- le  

Héraclès

Joann Sfar (Scénariste), Audré Jardel (Coloriste), Christophe Blain (Dessinateur)
Cycle/Série : 
Langue d'origine : Français
Aux éditions : Collection :
Date de parution : 31/01/2002  -  bd
voir l'oeuvre
Commenter

Héraclès

Sfar n'est plus à présenter tant son oeuvre commence à être volumineuse et sa renommée ne cesse de grandir notamment grâce à la diversité de ses créations. Il s'adresse avec la même facilité semble-t-il aux adultes et aux enfants. Par exemple, Petit Vampire s'adresse à un public jeune alors que la série Troll à laquelle ont aussi collaboré Morvan et Boiscommun est destinée à un lectorat plus âgé. Blain quant à lui a été primé au Festival d'Angoulême pour le premier tome d'Isaac le Pirate. Son dessin ressemble par certains aspects à celui de Sfar. Leur style est loin de toutes conventions. Exit les détails superflus. Le crayonné donne une nouvelle dimension aux ombres et le dessin de Blain surtout est comme flou par instant. Les femmes qui naissent sous leur crayons se ressemblent étrangement et ils paraissent partager le même amour des tâches de rousseurs.

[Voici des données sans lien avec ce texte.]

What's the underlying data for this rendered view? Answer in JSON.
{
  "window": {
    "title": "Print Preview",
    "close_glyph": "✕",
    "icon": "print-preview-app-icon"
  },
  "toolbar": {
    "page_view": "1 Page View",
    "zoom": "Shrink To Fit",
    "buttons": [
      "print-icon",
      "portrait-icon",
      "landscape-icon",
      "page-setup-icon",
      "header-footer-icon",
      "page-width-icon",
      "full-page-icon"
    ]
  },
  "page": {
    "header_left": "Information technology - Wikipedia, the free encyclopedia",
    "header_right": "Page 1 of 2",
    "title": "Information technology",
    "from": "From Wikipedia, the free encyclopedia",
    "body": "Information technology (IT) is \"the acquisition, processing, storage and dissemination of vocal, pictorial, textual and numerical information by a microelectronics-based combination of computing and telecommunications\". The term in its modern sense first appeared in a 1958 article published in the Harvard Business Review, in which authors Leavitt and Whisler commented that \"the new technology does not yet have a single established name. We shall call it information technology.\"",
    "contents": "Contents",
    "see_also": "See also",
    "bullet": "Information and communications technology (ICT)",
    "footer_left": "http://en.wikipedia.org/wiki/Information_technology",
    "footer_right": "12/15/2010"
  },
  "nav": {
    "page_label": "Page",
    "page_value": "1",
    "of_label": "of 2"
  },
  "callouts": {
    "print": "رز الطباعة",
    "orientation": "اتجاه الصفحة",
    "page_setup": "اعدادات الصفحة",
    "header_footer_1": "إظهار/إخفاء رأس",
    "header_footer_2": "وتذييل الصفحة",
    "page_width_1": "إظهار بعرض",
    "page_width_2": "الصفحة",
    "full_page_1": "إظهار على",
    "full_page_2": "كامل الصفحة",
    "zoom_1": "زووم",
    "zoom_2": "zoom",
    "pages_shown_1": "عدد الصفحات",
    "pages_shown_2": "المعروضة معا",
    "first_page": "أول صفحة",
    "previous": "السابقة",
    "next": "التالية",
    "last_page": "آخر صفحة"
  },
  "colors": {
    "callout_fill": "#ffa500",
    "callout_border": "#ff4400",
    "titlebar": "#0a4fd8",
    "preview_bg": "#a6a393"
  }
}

L'équivalent canin d'un demi-dieu


Héraclès est le premier tome de Socrate le Demi-Chien. Socrate est un demi chien puisqu'il est le fils du chien de Zeus et il accompagne son maître Héraclès qui lui est un demi dieu puisqu'il est le fils de Zeus. Mais contrairement aux autres chiens, il a hérité de son origine divine le don de la parole. Chien très intelligent, ce n'est pas pour rien qu'il se nomme Socrate. Il tente désespérément d'établir un "dialogue", au sens le plus platonicien du terme, avec son maître, mais ce dernier est un barbare sans cervelle. Héraclès est le symbole même du héros poussé jusqu'à la caricature. Il se bat contre tout ce qui passe hommes, bêtes ou créatures féroces issues de la mythologie grecque, clin d'œil à ses douze travaux. Socrate, lui, commente tous les faits et gestes de son maître et plus largement encore le comportement humain. C'est ainsi qu'il discourt sur l'amour, les femmes principalement et qu'il analyse son maître dans ses relations avec les autres.

Ce n'est donc pas une histoire classique avec un début, un milieu et une fin ponctuée de péripéties, qui est donnée à lire ici mais une suite de petites réflexions illustrées. Le découpage de la BD est très clair, très structuré, on y apprécie le génie de la mise en page de nos deux auteurs. Chaque planche contient en six cases une anecdote, une petite histoire avec ses effets de clôture. Toute attaque de la planche est une phrase qui trouvera sa résolution à la dernière case. Les planches débutent quasiment toutes par la phrase "Mon maître" et immanquablement à leur fin on aboutit à une distorsion entre la pensée et les idées de Socrate et la réaction effective d'Héraclès plus proche de la brutalité animale. Il faut noter aussi que les couleurs créent une unité, chaque planche ayant un ton spécifique. La coloriste Audré Jardel utilise toutes les ressources de sa palette.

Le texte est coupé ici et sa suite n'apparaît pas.